Antoine Toubhans, Flavian Hautbois, Adil Baaj and Raphael Meudec.
If you find any mistakes in your translation or other areas that need to be improved, you are welcome to the Nuggets Translation Program to revise and PR your translation, and you can also get the corresponding reward points. The permanent link to this article at the beginning of this article is the MarkDown link to this article on GitHub.

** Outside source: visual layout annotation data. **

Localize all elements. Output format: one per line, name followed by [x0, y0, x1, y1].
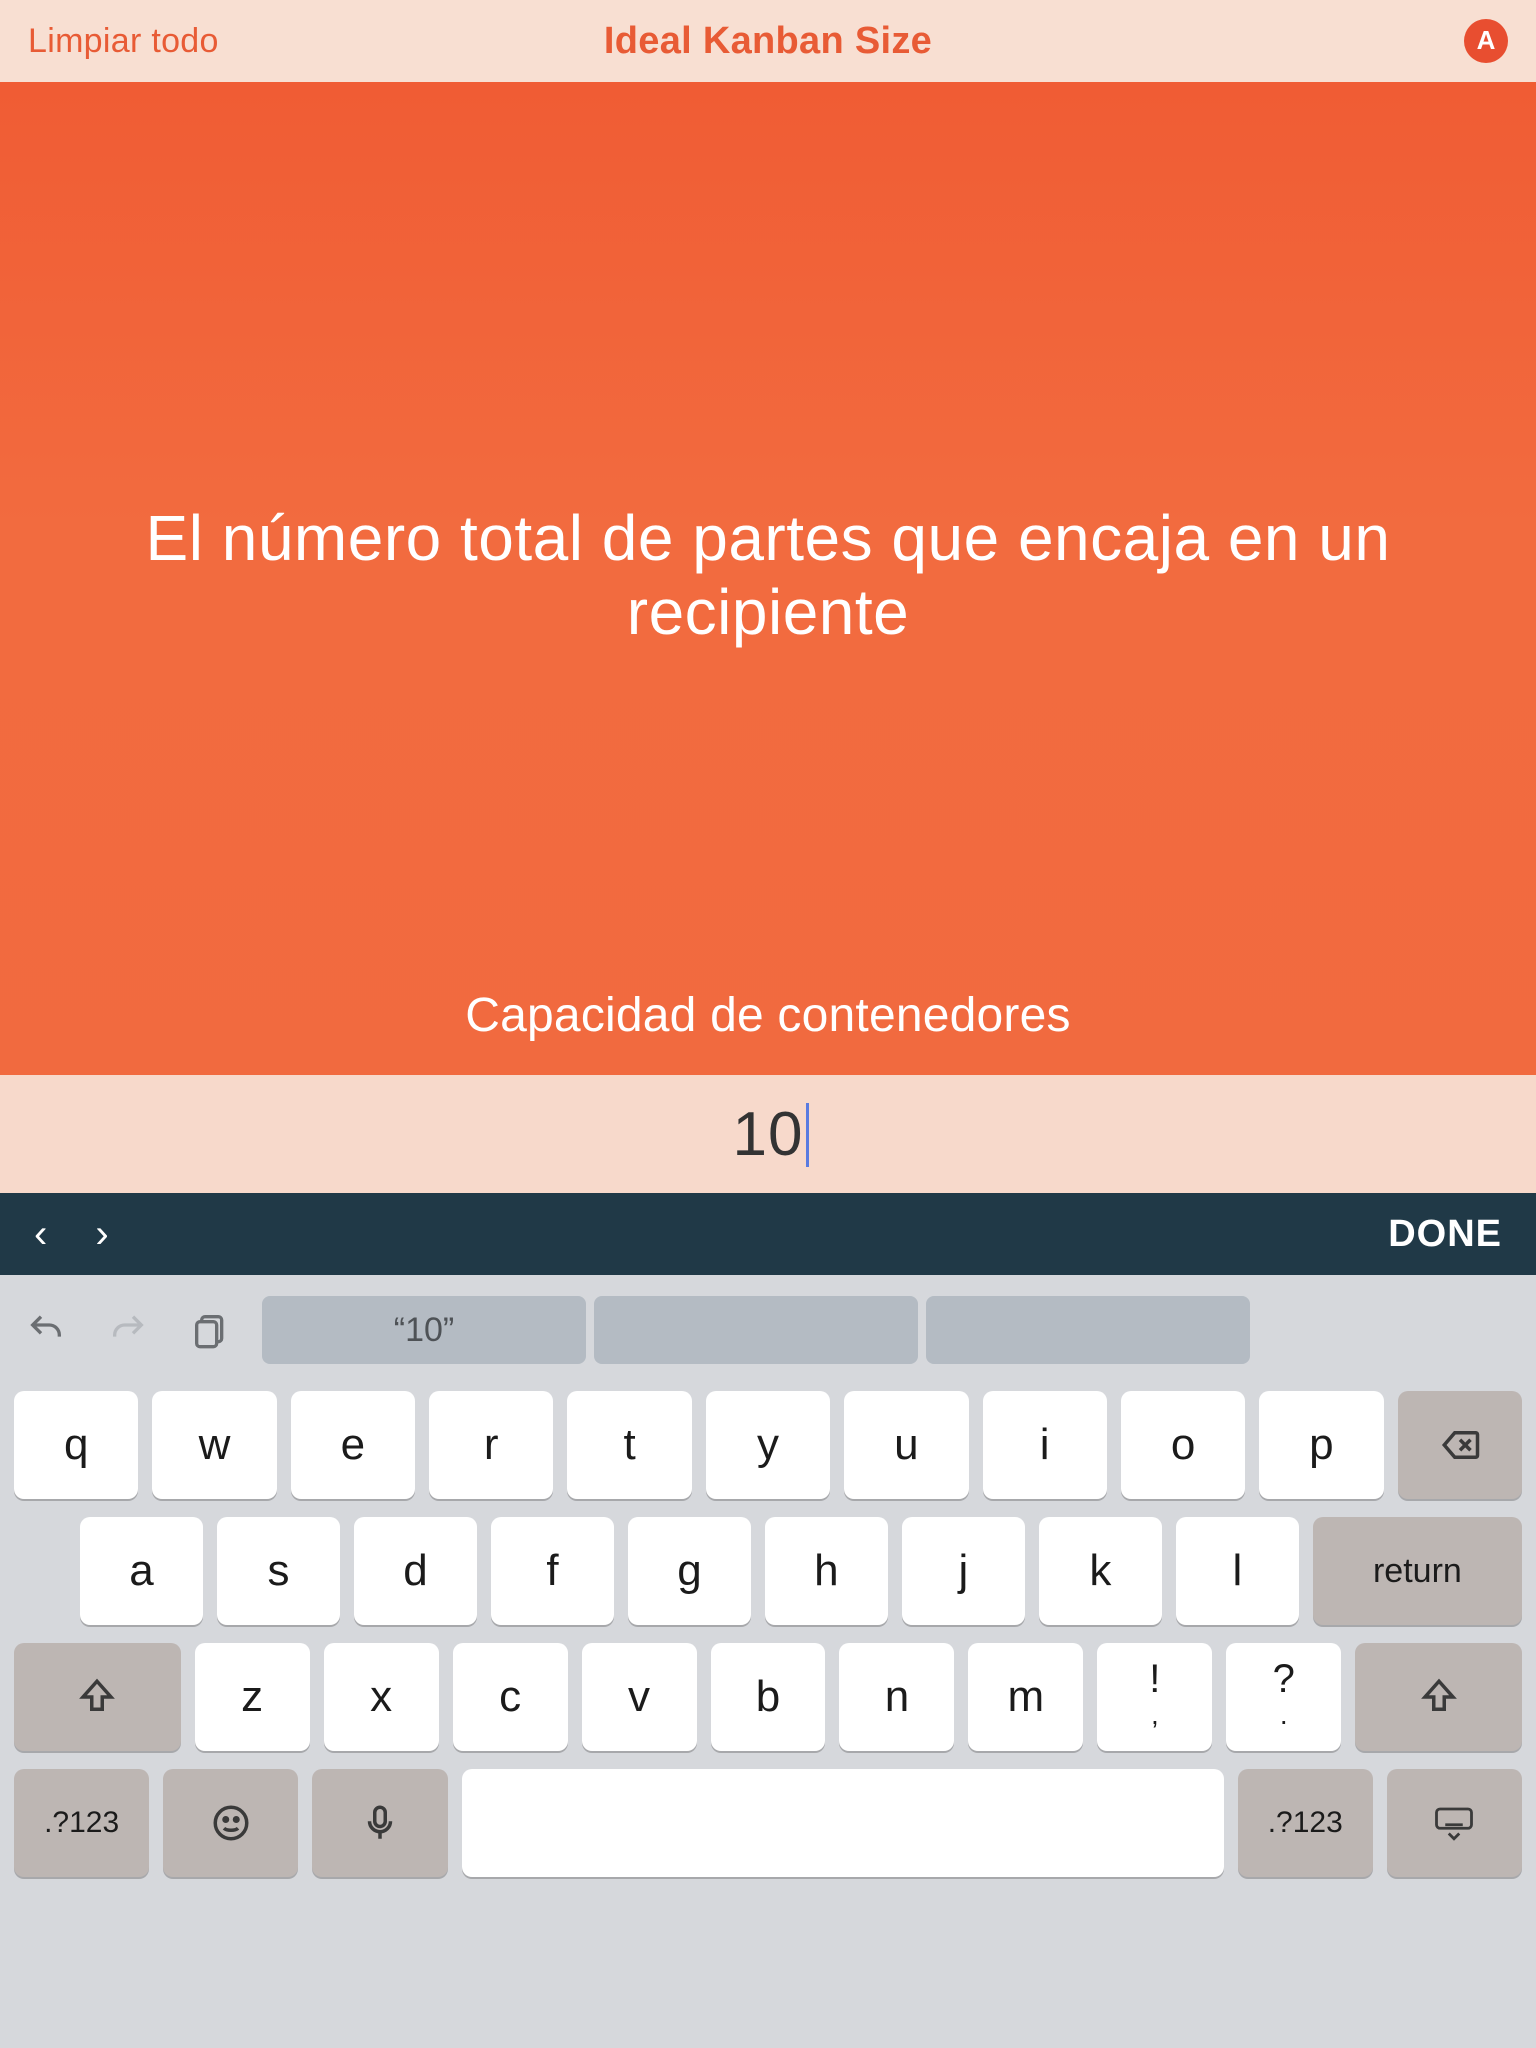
navbar-right: A — [1464, 19, 1508, 63]
key-v[interactable]: v — [582, 1643, 697, 1751]
suggestion-1[interactable]: “10” — [262, 1296, 586, 1364]
prompt-text: El número total de partes que encaja en … — [0, 502, 1536, 649]
shift-key-right[interactable] — [1355, 1643, 1522, 1751]
virtual-keyboard: “10” q w e r t y u i o p a s — [0, 1275, 1536, 2048]
key-i[interactable]: i — [983, 1391, 1107, 1499]
key-g[interactable]: g — [628, 1517, 751, 1625]
key-p[interactable]: p — [1259, 1391, 1383, 1499]
key-k[interactable]: k — [1039, 1517, 1162, 1625]
keyboard-accessory-bar: ‹ › DONE — [0, 1193, 1536, 1275]
dictation-key[interactable] — [312, 1769, 447, 1877]
key-exclaim-top: ! — [1149, 1657, 1160, 1702]
key-b[interactable]: b — [711, 1643, 826, 1751]
key-t[interactable]: t — [567, 1391, 691, 1499]
key-d[interactable]: d — [354, 1517, 477, 1625]
key-o[interactable]: o — [1121, 1391, 1245, 1499]
input-value: 10 — [733, 1099, 804, 1170]
backspace-key[interactable] — [1398, 1391, 1522, 1499]
undo-button[interactable] — [10, 1310, 82, 1350]
emoji-key[interactable] — [163, 1769, 298, 1877]
key-e[interactable]: e — [291, 1391, 415, 1499]
key-u[interactable]: u — [844, 1391, 968, 1499]
next-field-button[interactable]: › — [95, 1214, 108, 1254]
done-button[interactable]: DONE — [1388, 1213, 1502, 1256]
key-n[interactable]: n — [839, 1643, 954, 1751]
key-question-top: ? — [1273, 1657, 1295, 1702]
key-x[interactable]: x — [324, 1643, 439, 1751]
shift-key-left[interactable] — [14, 1643, 181, 1751]
key-y[interactable]: y — [706, 1391, 830, 1499]
key-m[interactable]: m — [968, 1643, 1083, 1751]
mode-key-left[interactable]: .?123 — [14, 1769, 149, 1877]
brand-badge[interactable]: A — [1464, 19, 1508, 63]
key-f[interactable]: f — [491, 1517, 614, 1625]
return-key[interactable]: return — [1313, 1517, 1522, 1625]
key-l[interactable]: l — [1176, 1517, 1299, 1625]
keyboard-rows: q w e r t y u i o p a s d f g h j k l — [10, 1391, 1526, 1877]
key-c[interactable]: c — [453, 1643, 568, 1751]
main-panel: El número total de partes que encaja en … — [0, 82, 1536, 1193]
key-z[interactable]: z — [195, 1643, 310, 1751]
redo-button[interactable] — [92, 1310, 164, 1350]
mode-key-right[interactable]: .?123 — [1238, 1769, 1373, 1877]
key-comma-sub: , — [1151, 1699, 1159, 1731]
key-h[interactable]: h — [765, 1517, 888, 1625]
key-exclaim-comma[interactable]: ! , — [1097, 1643, 1212, 1751]
key-j[interactable]: j — [902, 1517, 1025, 1625]
brand-badge-letter: A — [1477, 25, 1496, 56]
space-key[interactable] — [462, 1769, 1224, 1877]
input-label: Capacidad de contenedores — [0, 988, 1536, 1043]
suggestion-3[interactable] — [926, 1296, 1250, 1364]
suggestion-2[interactable] — [594, 1296, 918, 1364]
key-w[interactable]: w — [152, 1391, 276, 1499]
input-value-text: 10 — [733, 1100, 804, 1169]
keyboard-row-3: z x c v b n m ! , ? . — [10, 1643, 1526, 1751]
key-question-period[interactable]: ? . — [1226, 1643, 1341, 1751]
key-a[interactable]: a — [80, 1517, 203, 1625]
row2-left-spacer — [14, 1517, 66, 1625]
keyboard-row-4: .?123 .?123 — [10, 1769, 1526, 1877]
clear-all-button[interactable]: Limpiar todo — [28, 22, 219, 61]
clipboard-button[interactable] — [174, 1310, 246, 1350]
text-caret — [806, 1103, 809, 1167]
hide-keyboard-key[interactable] — [1387, 1769, 1522, 1877]
prev-field-button[interactable]: ‹ — [34, 1214, 47, 1254]
keyboard-toolbar: “10” — [10, 1289, 1526, 1371]
key-period-sub: . — [1280, 1699, 1288, 1731]
navbar: Limpiar todo Ideal Kanban Size A — [0, 0, 1536, 82]
suggestion-bar: “10” — [262, 1296, 1250, 1364]
accessory-nav: ‹ › — [34, 1214, 109, 1254]
page-title: Ideal Kanban Size — [604, 20, 932, 63]
key-s[interactable]: s — [217, 1517, 340, 1625]
key-r[interactable]: r — [429, 1391, 553, 1499]
keyboard-row-1: q w e r t y u i o p — [10, 1391, 1526, 1499]
key-q[interactable]: q — [14, 1391, 138, 1499]
container-capacity-input[interactable]: 10 — [0, 1075, 1536, 1193]
keyboard-row-2: a s d f g h j k l return — [10, 1517, 1526, 1625]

The Nuggets Translation Project is a community that translates quality Internet technical articles from English sharing articles on nuggets. The content covers Android, iOS, front-end, back-end, blockchain, products, design, artificial intelligence and other fields. If you want to see more high-quality translation, please continue to pay attention to the Translation plan of Digging Gold, the official Weibo, Zhihu column.